His voice was cold, toneless. It sounded to me the way it must have sounded to René, Stuccio and the others. I wondered if he yelled that wild Indian yell with them like he did with Doug Kitchen that Paula Lees heard and told me about. That was the little thing that had bugged me. That yell. He used to do it when he was playing his Indian games. I should have known then.
He said, “You should have minded your own business.”
“I was, Larry,” I said softly.
He didn’t look like me then. It wasn’t my face for a second. It was somebody else, a person I had never known and would never know. It was the face the dead men had seen, the face that had tortured Paula Lees into submission and now it was looking at me.
“I’m going, Joe.”
“With me,” I said.
“Not with you. Alone. I’ve always been alone.”
Before the words were out I knew what would happen. It was the one thing I had forgotten about. “Chief Crazy Horse,” I said. “You really are crazy.”
His hand was a blur of motion as he dug for the gun, the professional killer going into the act he knew best. But he forgot the old axiom of not being able to outdraw a man who already has a gun in his hand.

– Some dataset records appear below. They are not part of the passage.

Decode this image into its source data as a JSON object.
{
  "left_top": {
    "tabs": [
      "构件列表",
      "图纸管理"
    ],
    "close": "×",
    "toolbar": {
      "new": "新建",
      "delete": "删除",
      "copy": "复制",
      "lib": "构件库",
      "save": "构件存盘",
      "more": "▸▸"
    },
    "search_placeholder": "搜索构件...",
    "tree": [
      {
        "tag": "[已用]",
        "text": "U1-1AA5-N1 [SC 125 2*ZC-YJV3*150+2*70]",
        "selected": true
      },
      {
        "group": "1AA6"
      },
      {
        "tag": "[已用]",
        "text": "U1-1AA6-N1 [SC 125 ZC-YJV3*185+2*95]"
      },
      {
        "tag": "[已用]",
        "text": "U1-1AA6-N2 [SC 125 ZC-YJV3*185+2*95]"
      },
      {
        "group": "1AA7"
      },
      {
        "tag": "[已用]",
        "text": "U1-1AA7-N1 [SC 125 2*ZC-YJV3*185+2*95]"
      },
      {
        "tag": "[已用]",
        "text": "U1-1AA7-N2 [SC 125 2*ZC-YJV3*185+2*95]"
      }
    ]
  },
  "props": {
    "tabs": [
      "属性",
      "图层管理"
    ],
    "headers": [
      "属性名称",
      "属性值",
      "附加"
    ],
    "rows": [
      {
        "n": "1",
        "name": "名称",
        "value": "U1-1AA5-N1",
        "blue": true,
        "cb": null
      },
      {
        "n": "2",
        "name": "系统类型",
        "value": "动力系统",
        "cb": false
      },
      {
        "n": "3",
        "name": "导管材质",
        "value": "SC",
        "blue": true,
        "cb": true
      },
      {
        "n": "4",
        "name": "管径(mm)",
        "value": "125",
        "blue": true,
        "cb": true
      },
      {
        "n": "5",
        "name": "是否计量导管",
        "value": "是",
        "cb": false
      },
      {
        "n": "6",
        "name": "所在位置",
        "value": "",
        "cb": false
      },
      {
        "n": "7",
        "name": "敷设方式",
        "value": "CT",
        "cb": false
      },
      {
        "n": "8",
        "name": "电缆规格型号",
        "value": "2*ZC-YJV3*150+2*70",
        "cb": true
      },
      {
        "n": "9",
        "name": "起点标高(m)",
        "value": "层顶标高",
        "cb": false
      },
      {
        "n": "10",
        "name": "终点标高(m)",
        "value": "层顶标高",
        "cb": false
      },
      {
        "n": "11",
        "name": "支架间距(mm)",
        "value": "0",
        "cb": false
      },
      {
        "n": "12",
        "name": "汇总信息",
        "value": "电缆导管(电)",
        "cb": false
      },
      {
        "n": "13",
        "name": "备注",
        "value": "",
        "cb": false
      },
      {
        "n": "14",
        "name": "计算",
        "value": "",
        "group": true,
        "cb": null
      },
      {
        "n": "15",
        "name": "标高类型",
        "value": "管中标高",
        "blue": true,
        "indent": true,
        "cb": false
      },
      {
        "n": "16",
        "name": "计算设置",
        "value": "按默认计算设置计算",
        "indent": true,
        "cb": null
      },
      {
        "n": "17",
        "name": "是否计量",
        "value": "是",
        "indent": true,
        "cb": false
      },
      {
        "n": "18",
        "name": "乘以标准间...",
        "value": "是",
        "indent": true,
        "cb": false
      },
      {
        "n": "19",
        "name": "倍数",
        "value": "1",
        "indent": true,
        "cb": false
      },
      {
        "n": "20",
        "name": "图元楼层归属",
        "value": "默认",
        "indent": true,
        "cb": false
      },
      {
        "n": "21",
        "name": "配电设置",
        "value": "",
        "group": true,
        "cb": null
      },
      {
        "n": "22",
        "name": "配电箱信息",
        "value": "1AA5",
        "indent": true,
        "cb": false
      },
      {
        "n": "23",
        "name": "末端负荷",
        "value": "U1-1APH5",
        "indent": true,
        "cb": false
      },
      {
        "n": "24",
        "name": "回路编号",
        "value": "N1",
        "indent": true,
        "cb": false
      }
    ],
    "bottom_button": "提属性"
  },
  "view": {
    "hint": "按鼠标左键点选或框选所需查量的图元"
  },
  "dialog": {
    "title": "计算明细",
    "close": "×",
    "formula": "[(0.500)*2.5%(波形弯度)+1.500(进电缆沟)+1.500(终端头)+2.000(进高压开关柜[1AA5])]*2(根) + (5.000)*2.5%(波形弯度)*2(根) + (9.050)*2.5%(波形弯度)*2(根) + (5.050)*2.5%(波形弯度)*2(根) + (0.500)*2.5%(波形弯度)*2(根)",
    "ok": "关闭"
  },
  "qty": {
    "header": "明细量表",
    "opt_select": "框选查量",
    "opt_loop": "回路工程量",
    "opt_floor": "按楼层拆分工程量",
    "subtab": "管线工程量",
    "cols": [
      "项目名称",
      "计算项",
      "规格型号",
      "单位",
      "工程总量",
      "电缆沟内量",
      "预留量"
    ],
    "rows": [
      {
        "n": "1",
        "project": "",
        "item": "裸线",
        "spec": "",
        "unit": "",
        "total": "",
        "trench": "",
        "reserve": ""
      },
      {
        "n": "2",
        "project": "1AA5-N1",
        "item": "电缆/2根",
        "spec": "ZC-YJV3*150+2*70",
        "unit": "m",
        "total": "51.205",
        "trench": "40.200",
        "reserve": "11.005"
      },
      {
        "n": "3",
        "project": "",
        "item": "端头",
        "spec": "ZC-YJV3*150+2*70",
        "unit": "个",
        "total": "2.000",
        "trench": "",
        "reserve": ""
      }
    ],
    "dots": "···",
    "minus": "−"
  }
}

My own training and instincts reacted with his own and I felt the .38 buck once in my fist and a small, bluish dot suddenly centered in the middle of his forehead, snapping his head back with a jerk. Very slowly my twin sighed and sat down in the chair again.
And very slowly the face of the man I didn’t know turned into the face of one I knew all too well as it relaxed in the deep black of death.
Outside the rain would be a cleansing thing. There was a woman waiting for me to come back. There were people to be told that the terror was over. But it was going to take a lot of rain to wash everything away and a lot of woman to make me forget the memory of the night
It would come, though.
I went back to where I started from, turned my back to it and walked to where the future was waiting for me.